Über Facebook erhalten wir eine Nachricht über einen, „üblen Fall der Tierquälerei“, dazu Bilder und Videos von einem humpelnden Pferd – ein Vorderhuf grotesk verdreht. Es ist schwer aushaltbar, den Clip anzusehen. Da stolpert ein Pferd mit einem verdrehten Bein über den staubigen Boden. Bitte nicht aufsetzen, bitte …

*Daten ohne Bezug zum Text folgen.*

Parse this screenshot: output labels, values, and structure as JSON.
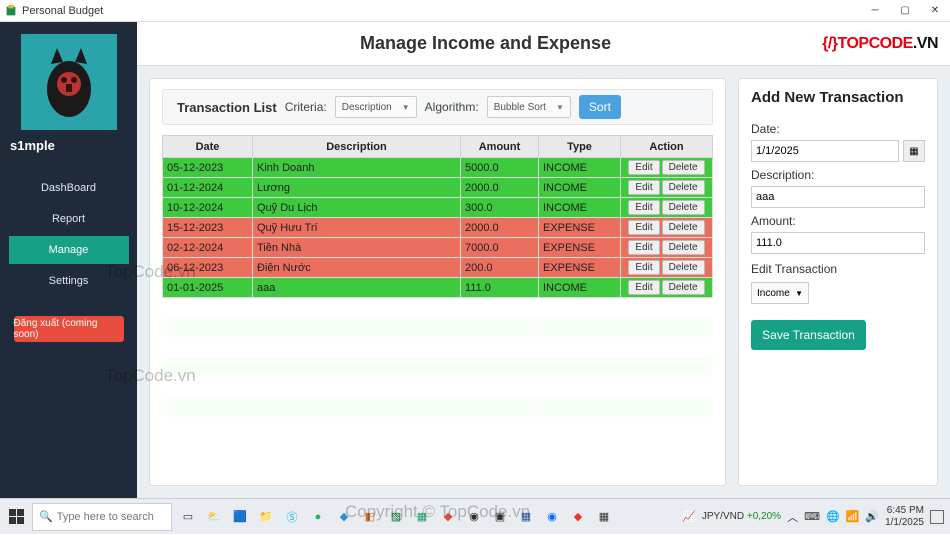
{
  "window": {
    "title": "Personal Budget"
  },
  "sidebar": {
    "username": "s1mple",
    "items": [
      {
        "label": "DashBoard",
        "active": false
      },
      {
        "label": "Report",
        "active": false
      },
      {
        "label": "Manage",
        "active": true
      },
      {
        "label": "Settings",
        "active": false
      }
    ],
    "logout": "Đăng xuất (coming soon)"
  },
  "header": {
    "title": "Manage Income and Expense",
    "logo_top": "TOPCODE",
    "logo_tld": ".VN"
  },
  "filter": {
    "list_label": "Transaction List",
    "criteria_label": "Criteria:",
    "criteria_value": "Description",
    "algo_label": "Algorithm:",
    "algo_value": "Bubble Sort",
    "sort_btn": "Sort"
  },
  "table": {
    "headers": [
      "Date",
      "Description",
      "Amount",
      "Type",
      "Action"
    ],
    "action_edit": "Edit",
    "action_delete": "Delete",
    "rows": [
      {
        "date": "05-12-2023",
        "desc": "Kinh Doanh",
        "amount": "5000.0",
        "type": "INCOME"
      },
      {
        "date": "01-12-2024",
        "desc": "Lương",
        "amount": "2000.0",
        "type": "INCOME"
      },
      {
        "date": "10-12-2024",
        "desc": "Quỹ Du Lịch",
        "amount": "300.0",
        "type": "INCOME"
      },
      {
        "date": "15-12-2023",
        "desc": "Quỹ Hưu Trí",
        "amount": "2000.0",
        "type": "EXPENSE"
      },
      {
        "date": "02-12-2024",
        "desc": "Tiền Nhà",
        "amount": "7000.0",
        "type": "EXPENSE"
      },
      {
        "date": "06-12-2023",
        "desc": "Điện Nước",
        "amount": "200.0",
        "type": "EXPENSE"
      },
      {
        "date": "01-01-2025",
        "desc": "aaa",
        "amount": "111.0",
        "type": "INCOME"
      }
    ]
  },
  "form": {
    "title": "Add New Transaction",
    "date_label": "Date:",
    "date_value": "1/1/2025",
    "desc_label": "Description:",
    "desc_value": "aaa",
    "amount_label": "Amount:",
    "amount_value": "111.0",
    "edit_label": "Edit Transaction",
    "type_value": "Income",
    "save_btn": "Save Transaction"
  },
  "watermark": "TopCode.vn",
  "copyright": "Copyright © TopCode.vn",
  "taskbar": {
    "search_placeholder": "Type here to search",
    "currency_pair": "JPY/VND",
    "currency_change": "+0,20%",
    "time": "6:45 PM",
    "date": "1/1/2025"
  }
}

Es folgt ein Anruf beim Stallbesitzer und der Tierbesitzerin; Sandra. Der Stallbesitzer wirkt froh, dass wir uns dem Thema annehmen, wird er doch regelmäßig von Wandersleuten und anderen angesprochen, ob das Pferd seines sei. Und er leidet mit, gibt zu, dass er die Besitzerin des Pferdes nicht mehr ansprechen will, weil es sie so mitnimmt. Wer will schon dauernd hören, dass das eigene Pferd eingeschläfert gehört?
Wer will schon dauernd hören, dass das eigene Pferd eingeschläfert gehört?

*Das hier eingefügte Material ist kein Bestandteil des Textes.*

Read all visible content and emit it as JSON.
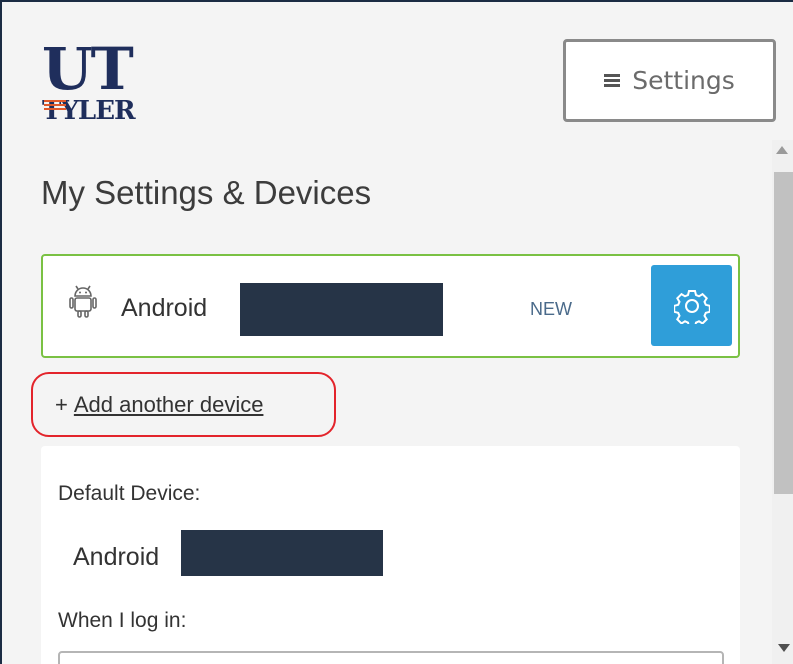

Und das ist der Knackpunkt: Geht es Cowboy so schlecht? Und: Wer kann, soll und darf das beurteilen? Wie sieht ein würde- und wertvolles Pferdeleben aus? In der Facebook-Nachricht steht, das Tier habe 24/7 Schmerzen. Eine Anzeige an das Veterinäramt in Miesbach sei raus. Ich frage bei der Pressestelle nach. Die schreibt, „jede Anzeige (wird) sehr ernst genommen“, und verweist darauf, dass das Veterinäramt im Kontakt zum Tierarzt stehe und das Pferd vor Ort angesehen habe. Mehr könne man aber aus Schutz des Persönlichkeitsrechts nicht schreiben. Ich spreche der Besitzerin auf die Mailbox.
Todesurteil Beinbruch?
Frisst es gut? Spielt es? Nehmen die anderen Pferde es noch an? Basisfragen, die mir Pferdeexpertin Susi J. stellt, als ich ihr den Fall schildere. Ihrer Aussage nach, sieht man einem Pferd Schmerzen an – im Gesicht (verzerrt), am Fell (struppig), an den Augen (glasig), am Körper (mager). Und Pferde sind Herdentiere. Wenn ein Pferd krank ist, wird es ausgeschlossen.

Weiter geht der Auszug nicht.